The default mode network, previously identified as one of the first networks to be impaired by Alzheimer’s, is a partner in two of the three pairs of anti-correlated networks scientist studied.

“While we can’t prove this yet, one hypothesis is that as things go wrong in the processing of information in the default mode network, that mishandled data is passed on to other networks, where it creates additional problems,” Ances says.

It’s not practical to use these network breakdowns to clinically diagnose Alzheimer’s disease, Ances notes, but they may help track the development of the disease and aid efforts to better understand its spread through the brain.

Ances plans to look at other markers for Alzheimer’s disease in the same subjects, such as levels in the cerebrospinal fluid of amyloid beta, a major component of Alzheimer’s plaques.
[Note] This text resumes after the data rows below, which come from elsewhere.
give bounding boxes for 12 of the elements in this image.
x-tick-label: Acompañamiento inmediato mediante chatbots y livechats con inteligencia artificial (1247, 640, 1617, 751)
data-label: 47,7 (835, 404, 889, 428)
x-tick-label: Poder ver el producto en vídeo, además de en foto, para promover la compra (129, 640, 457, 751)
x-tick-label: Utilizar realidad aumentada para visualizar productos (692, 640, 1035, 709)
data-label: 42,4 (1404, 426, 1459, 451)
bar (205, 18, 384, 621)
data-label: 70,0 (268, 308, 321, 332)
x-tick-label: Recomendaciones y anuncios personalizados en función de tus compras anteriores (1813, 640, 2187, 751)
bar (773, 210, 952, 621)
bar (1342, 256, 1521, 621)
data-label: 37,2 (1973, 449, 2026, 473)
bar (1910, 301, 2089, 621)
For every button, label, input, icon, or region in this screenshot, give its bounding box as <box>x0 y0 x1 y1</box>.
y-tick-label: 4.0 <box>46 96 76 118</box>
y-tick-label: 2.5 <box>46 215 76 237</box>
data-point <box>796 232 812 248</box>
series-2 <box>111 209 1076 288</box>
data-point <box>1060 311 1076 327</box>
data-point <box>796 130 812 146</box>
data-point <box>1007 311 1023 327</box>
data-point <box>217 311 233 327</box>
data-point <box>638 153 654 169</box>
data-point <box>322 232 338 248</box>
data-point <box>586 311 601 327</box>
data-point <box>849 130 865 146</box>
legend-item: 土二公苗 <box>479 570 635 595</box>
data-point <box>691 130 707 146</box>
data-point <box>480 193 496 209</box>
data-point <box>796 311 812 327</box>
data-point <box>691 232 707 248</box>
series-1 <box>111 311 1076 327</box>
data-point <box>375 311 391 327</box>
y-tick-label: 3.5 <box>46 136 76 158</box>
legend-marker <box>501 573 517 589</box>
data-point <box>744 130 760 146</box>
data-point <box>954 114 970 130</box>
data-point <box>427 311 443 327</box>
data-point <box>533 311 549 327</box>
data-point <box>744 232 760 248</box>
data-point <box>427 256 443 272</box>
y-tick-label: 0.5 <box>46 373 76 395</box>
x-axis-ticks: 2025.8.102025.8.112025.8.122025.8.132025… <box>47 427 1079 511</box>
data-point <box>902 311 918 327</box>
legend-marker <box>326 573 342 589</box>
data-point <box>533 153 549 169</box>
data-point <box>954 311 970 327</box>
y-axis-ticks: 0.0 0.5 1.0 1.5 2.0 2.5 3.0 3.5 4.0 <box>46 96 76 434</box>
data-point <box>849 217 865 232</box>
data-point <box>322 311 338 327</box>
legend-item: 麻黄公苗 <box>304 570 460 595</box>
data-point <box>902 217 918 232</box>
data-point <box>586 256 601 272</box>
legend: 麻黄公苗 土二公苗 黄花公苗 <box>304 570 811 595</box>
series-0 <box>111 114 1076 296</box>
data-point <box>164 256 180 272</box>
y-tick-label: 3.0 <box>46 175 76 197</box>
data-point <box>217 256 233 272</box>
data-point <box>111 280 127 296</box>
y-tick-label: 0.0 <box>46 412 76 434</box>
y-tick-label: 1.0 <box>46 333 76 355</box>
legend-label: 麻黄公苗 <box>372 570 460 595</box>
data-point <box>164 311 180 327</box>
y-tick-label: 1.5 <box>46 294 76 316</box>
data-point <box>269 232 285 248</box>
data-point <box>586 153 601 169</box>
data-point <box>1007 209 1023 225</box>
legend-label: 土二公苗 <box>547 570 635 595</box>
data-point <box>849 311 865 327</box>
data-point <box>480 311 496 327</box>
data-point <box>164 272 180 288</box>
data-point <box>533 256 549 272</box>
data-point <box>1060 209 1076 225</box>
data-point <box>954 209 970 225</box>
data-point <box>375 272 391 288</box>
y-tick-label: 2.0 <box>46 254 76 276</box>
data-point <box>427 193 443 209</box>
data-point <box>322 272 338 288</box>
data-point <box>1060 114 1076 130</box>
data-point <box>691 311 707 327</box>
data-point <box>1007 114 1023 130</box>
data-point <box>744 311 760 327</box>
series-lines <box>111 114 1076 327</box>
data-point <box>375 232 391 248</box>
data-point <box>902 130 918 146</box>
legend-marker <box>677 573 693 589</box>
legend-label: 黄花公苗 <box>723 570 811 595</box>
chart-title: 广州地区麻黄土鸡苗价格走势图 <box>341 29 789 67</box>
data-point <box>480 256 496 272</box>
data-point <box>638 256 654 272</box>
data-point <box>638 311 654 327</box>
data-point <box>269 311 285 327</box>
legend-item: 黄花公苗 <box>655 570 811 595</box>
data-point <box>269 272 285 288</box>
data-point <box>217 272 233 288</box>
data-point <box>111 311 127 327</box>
Brier MR, Thomas JB, Snyder AZ, Benziger TL, Zhang D, Raichle ME, Holtzman DM, Morris JC, Ances BM. Loss of intranetwork and internetwork resting state functional connections with Alzheimer’s progression. The Journal of Neuroscience, June 27, 2012. DOI:10.1523/JNEUROSCI.5698-11.2012

This research was supported by funding from the Medical Scientist Training Program Grant to Washington University School of Medicine (5T32GM007200-37); a Knight Alzheimer’s Disease Research Center Pilot Grant (3255 ADRC 26); the National Institute of Mental Health (K23MH081786); the National Institute of Nursing Research (R01NR012907 and R01NR012657); the Dana Foundation; the Alene and Meyer Kopolov Fund for Geriatric Psychiatry and Neurology; the National Institute of Aging (P01AG026276, P01AG026276, P01AG03991, and P50 AG05681); the National Institute of Neurological Disorders and Stroke (NS06833); the Washington University Center for Translational Neuroscience (P30NS057105); and the American Roentgen Ray Society Foundation.